With only 41 MLAs, that meant jobs for nearly everyone. But now that the caucus has swollen to 55, it seems a near certainty that some members will have to be left out in the cold.
It’s not the Liberals or Greens Horgan must worry about: It’s being stabbed in the back by a mutinous rump in caucus that feels disrespected and ignored.
One solution is to add a host of new ministries. This has been done before. Horgan himself divided the Health Ministry by setting up a parallel department of mental health and addictions.
Gordon Campbell, who had an enormous caucus to satisfy, created a ministry of health planning, separated from the parent health department for no other reason than to give a needy MLA employment.
More troubling, Horgan must also be concerned that with a parliamentary majority assured, the activist wing of his party will push for the kind of spendthrift and doctrinaire polices that ruined the NDP in the 1990s. We already know his government is headed for a deficit in the $14 billion range next spring. But that money is already either spent or spoken for.

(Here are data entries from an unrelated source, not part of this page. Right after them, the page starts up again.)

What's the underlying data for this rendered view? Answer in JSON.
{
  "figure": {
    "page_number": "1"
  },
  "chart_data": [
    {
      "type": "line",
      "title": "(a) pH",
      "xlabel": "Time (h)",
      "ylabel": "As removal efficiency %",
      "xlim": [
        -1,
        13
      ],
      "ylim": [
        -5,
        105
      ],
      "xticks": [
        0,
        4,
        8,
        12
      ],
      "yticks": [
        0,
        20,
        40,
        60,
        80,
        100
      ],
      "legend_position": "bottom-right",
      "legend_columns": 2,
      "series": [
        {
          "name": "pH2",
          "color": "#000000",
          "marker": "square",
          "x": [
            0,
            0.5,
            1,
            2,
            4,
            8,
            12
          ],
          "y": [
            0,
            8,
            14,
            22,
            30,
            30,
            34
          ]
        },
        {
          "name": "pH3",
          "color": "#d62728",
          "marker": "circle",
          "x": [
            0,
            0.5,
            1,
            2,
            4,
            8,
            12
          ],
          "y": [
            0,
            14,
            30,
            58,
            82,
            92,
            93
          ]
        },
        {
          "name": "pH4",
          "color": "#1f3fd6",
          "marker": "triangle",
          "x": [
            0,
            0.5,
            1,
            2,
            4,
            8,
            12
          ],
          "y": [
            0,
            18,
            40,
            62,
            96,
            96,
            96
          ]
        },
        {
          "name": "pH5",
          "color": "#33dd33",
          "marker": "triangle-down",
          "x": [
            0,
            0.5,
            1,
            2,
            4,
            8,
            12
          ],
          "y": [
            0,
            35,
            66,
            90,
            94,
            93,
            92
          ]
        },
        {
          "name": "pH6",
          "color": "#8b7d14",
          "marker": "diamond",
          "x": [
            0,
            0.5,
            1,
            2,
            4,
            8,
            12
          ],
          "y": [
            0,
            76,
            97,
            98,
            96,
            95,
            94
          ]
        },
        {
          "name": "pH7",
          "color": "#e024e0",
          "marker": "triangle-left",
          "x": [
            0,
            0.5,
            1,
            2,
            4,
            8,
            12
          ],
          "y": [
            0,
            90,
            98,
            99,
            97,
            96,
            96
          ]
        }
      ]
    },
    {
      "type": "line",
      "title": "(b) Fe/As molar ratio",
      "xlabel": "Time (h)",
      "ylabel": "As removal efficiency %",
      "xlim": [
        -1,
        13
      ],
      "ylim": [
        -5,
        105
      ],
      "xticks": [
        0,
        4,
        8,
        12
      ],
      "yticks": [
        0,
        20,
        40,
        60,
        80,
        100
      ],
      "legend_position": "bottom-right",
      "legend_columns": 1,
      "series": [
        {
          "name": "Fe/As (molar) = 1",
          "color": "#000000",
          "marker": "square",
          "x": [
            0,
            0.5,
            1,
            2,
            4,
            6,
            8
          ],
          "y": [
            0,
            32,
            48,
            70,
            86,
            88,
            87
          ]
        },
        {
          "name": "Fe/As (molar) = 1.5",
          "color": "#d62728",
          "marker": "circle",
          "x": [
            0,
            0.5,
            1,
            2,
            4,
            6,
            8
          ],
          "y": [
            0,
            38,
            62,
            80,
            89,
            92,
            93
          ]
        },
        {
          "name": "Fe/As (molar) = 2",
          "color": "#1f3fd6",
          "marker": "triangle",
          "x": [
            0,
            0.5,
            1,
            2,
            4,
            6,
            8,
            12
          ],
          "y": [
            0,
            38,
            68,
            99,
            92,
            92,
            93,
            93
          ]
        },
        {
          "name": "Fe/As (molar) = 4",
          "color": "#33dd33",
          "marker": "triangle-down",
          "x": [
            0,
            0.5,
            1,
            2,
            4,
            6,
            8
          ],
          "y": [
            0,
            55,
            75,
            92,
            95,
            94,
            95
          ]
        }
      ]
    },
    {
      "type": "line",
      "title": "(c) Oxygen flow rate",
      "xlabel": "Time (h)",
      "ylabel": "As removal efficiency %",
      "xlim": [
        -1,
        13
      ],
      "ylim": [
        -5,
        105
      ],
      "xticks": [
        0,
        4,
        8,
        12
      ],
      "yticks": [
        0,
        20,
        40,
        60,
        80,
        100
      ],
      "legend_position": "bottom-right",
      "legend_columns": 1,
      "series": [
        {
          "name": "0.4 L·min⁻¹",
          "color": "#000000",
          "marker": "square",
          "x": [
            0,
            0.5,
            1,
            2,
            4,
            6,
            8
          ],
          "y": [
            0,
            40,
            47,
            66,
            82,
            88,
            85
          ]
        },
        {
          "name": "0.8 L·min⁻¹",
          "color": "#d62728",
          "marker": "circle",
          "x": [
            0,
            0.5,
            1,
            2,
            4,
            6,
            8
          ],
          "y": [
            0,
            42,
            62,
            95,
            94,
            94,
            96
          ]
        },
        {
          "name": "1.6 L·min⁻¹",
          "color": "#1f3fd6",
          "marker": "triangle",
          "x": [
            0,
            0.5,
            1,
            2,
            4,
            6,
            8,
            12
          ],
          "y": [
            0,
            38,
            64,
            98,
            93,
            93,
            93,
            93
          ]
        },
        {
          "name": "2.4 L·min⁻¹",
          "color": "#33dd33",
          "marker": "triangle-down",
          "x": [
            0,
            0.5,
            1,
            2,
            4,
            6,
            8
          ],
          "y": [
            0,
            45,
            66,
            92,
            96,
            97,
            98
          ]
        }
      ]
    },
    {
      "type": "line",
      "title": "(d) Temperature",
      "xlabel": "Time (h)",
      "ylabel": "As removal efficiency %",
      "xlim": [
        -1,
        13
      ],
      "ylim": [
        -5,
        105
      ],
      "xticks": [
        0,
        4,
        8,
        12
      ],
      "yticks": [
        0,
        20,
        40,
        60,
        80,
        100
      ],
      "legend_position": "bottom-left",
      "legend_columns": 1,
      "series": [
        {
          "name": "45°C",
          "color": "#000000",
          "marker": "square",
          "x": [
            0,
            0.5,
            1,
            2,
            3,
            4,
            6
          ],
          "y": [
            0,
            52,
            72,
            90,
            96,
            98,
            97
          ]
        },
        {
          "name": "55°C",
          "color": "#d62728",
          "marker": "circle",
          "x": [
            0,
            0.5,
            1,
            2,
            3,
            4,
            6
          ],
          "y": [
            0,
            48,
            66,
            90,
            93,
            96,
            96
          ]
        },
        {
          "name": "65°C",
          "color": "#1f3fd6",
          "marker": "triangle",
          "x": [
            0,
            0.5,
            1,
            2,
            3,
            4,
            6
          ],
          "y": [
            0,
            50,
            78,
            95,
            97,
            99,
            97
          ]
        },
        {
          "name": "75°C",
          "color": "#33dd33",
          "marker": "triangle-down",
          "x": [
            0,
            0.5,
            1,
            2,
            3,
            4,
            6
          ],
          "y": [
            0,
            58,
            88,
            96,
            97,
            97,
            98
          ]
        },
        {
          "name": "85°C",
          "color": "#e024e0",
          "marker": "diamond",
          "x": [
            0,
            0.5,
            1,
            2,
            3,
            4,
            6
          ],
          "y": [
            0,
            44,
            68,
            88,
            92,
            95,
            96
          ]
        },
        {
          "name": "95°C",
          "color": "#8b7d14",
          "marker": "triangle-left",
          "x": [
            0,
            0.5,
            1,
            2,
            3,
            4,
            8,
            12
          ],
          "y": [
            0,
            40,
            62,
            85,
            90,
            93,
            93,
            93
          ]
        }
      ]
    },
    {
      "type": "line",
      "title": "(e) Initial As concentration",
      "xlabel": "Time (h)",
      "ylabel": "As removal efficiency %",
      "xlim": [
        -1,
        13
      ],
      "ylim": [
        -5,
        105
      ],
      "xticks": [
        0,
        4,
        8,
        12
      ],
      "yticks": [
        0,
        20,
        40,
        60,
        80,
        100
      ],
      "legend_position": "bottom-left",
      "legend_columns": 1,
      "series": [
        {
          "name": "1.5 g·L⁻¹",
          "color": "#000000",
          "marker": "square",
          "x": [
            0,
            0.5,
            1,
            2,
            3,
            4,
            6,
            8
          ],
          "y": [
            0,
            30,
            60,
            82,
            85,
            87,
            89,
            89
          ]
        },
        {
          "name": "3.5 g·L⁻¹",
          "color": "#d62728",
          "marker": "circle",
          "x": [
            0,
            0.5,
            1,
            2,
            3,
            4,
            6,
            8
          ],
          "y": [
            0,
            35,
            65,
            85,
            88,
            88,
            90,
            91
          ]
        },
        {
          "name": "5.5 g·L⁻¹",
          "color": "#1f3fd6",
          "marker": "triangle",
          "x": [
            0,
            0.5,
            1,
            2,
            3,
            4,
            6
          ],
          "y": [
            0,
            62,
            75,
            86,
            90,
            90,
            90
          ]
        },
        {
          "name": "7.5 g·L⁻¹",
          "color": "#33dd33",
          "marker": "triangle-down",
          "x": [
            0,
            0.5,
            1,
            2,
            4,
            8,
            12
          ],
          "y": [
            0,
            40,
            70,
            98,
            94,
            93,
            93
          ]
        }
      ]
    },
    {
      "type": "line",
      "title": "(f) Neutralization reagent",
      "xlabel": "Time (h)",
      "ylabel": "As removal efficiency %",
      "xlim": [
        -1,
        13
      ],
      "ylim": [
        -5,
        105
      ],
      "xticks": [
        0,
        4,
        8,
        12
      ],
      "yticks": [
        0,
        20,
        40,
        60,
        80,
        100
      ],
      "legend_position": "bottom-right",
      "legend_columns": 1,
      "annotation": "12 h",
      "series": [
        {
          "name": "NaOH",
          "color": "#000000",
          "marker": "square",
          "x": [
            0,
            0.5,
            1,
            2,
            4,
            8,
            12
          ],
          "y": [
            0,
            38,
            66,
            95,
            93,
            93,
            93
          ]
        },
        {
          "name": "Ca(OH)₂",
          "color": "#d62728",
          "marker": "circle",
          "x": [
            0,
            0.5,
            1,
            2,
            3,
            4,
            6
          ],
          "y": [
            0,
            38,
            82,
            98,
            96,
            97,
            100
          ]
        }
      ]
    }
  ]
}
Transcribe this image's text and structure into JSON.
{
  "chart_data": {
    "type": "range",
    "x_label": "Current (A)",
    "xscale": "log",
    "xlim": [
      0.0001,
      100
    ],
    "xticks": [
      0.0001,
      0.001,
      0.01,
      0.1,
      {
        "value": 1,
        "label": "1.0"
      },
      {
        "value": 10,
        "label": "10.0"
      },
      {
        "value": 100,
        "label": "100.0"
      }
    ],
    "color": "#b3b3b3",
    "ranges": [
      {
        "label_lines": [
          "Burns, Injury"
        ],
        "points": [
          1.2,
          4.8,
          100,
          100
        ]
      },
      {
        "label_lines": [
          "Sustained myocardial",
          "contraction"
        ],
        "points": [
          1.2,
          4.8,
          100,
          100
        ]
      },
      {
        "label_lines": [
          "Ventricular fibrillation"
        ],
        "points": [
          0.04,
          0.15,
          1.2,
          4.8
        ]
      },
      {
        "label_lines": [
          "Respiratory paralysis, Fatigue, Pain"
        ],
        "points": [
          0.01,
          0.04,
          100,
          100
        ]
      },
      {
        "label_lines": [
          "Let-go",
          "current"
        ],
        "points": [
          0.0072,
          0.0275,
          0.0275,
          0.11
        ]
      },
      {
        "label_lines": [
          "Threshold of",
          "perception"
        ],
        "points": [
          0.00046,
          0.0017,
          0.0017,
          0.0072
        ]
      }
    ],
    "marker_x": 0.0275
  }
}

The premier’s immediate task won’t likely be retiring that deficit. It will be preventing it from growing any larger.
And this is the real challenge he faces. Once the COVID-19 crisis passes, can he steer a path back to financial stability? During the NDP’s 10 years in office during the 1990s, there were only two balanced budgets, and one of those was razor thin.
This led to a general belief that the party could not be trusted on money matters. The result was an electoral wipeout, and 16 years of Liberal rule.
For now, that suspicion has been set aside. But if four years from today, huge deficits persist, and still more loom ahead, the ghost of earlier years will return.
To slay that ghost, Horgan must show his caucus and his party that he’s in charge.